Şunu rahatlıkla söyleyebilirim ki, 17 yaşımdan bu yana kendi içimde demokrat olma savaşı veriyorum.
İlla da demokrat olunması, demokrasiye inanmak gerektiği, kapitalizmin yarattığı en güçlü mahalle baskısıdır. Oysa dürüst olmak gerekirse ben ne demokratım, ne de demokrasiye inanırım.
Bunu itiraf etmek, sistemik mahalle baskısı nedeniyle ayıp, şoke edici bulunur.
“Bu da söylenir mi, yakışır mı?” türünden tepkileri tetikler.
Aslında birçok insan benim gibidir, ama iş konuşmaya gelince kimseden daha büyük demokrat yoktur, herkes demokrat olarak esip gürler.
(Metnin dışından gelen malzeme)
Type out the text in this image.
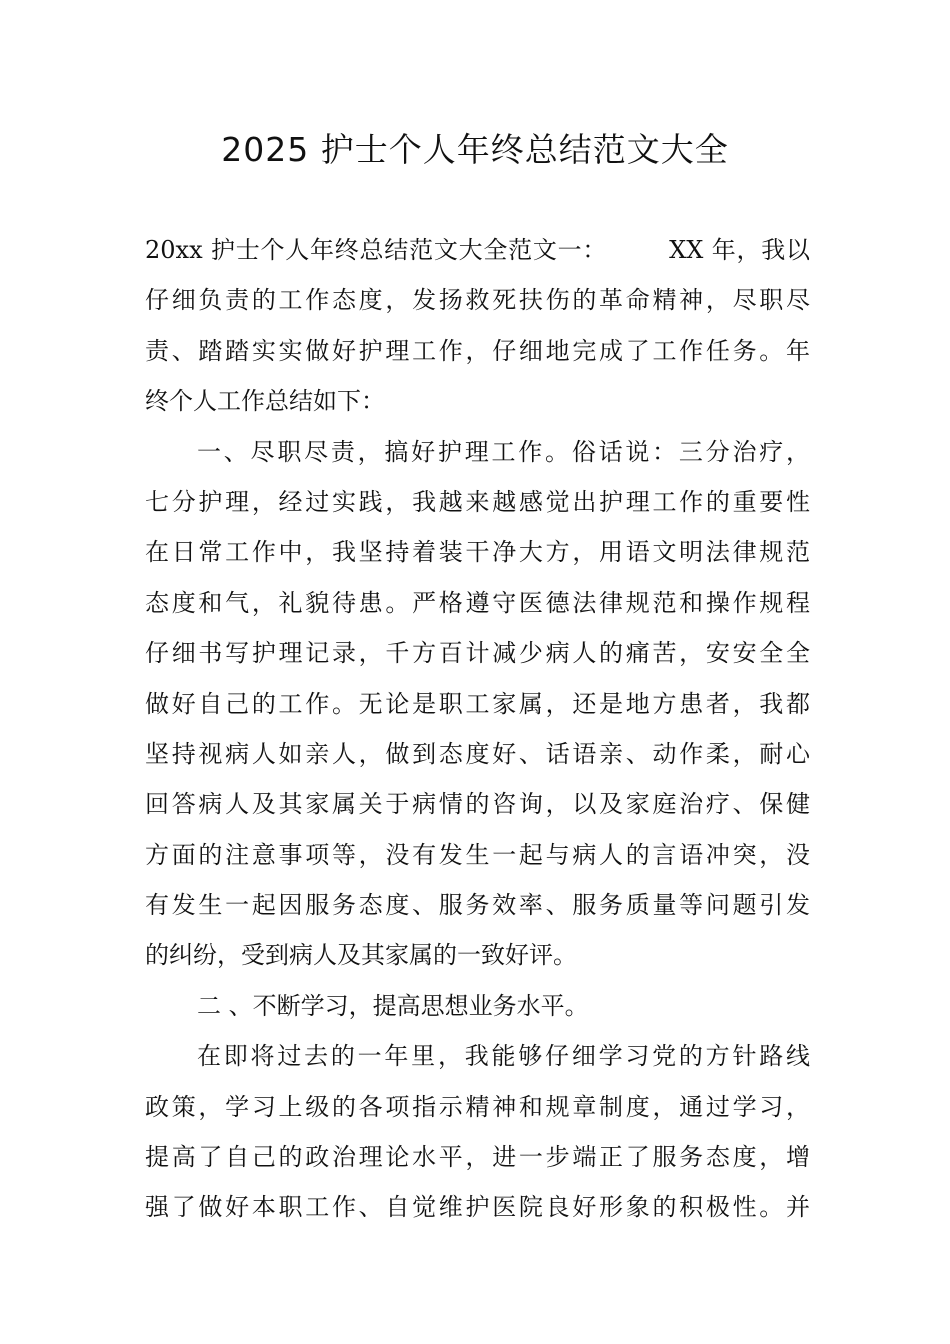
2025 护士个人年终总结范文大全
20xx 护士个人年终总结范文大全范文一：	XX 年，我以
仔细负责的工作态度，发扬救死扶伤的革命精神，尽职尽
责、踏踏实实做好护理工作，仔细地完成了工作任务。年
终个人工作总结如下：
一、尽职尽责，搞好护理工作。俗话说：三分治疗，
七分护理，经过实践，我越来越感觉出护理工作的重要性
在日常工作中，我坚持着装干净大方，用语文明法律规范
态度和气，礼貌待患。严格遵守医德法律规范和操作规程
仔细书写护理记录，千方百计减少病人的痛苦，安安全全
做好自己的工作。无论是职工家属，还是地方患者，我都
坚持视病人如亲人，做到态度好、话语亲、动作柔，耐心
回答病人及其家属关于病情的咨询，以及家庭治疗、保健
方面的注意事项等，没有发生一起与病人的言语冲突，没
有发生一起因服务态度、服务效率、服务质量等问题引发
的纠纷，受到病人及其家属的一致好评。
二 、不断学习，提高思想业务水平。
在即将过去的一年里，我能够仔细学习党的方针路线
政策，学习上级的各项指示精神和规章制度，通过学习，
提高了自己的政治理论水平，进一步端正了服务态度，增
强了做好本职工作、自觉维护医院良好形象的积极性。并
Benim gibi kendisi hakkında doğruyu söyleyip “Demokrasiye inanmıyorum”diyenler, onları ürkütür; çünkü kendi gerçekleriyle yüzleşmek zorunda kalırlar.
Ben kendimle yüzleştim ve hakkımdaki gerçeği bugün söylemek, beni okuyanlara bir borcumdu, bunu yerine getiriyorum.
Bence yazar olarak kamusal alana çıkmanın kaçınılmaz şartı da budur. Kendiniz hakkında yalan söylemeyeceksiniz, neyseniz onu açıklıkla ortaya koyacaksınız.
Bu açıdan Türkiye’de gündelik yazı yazanlar, bir yalancı ordusudurlar.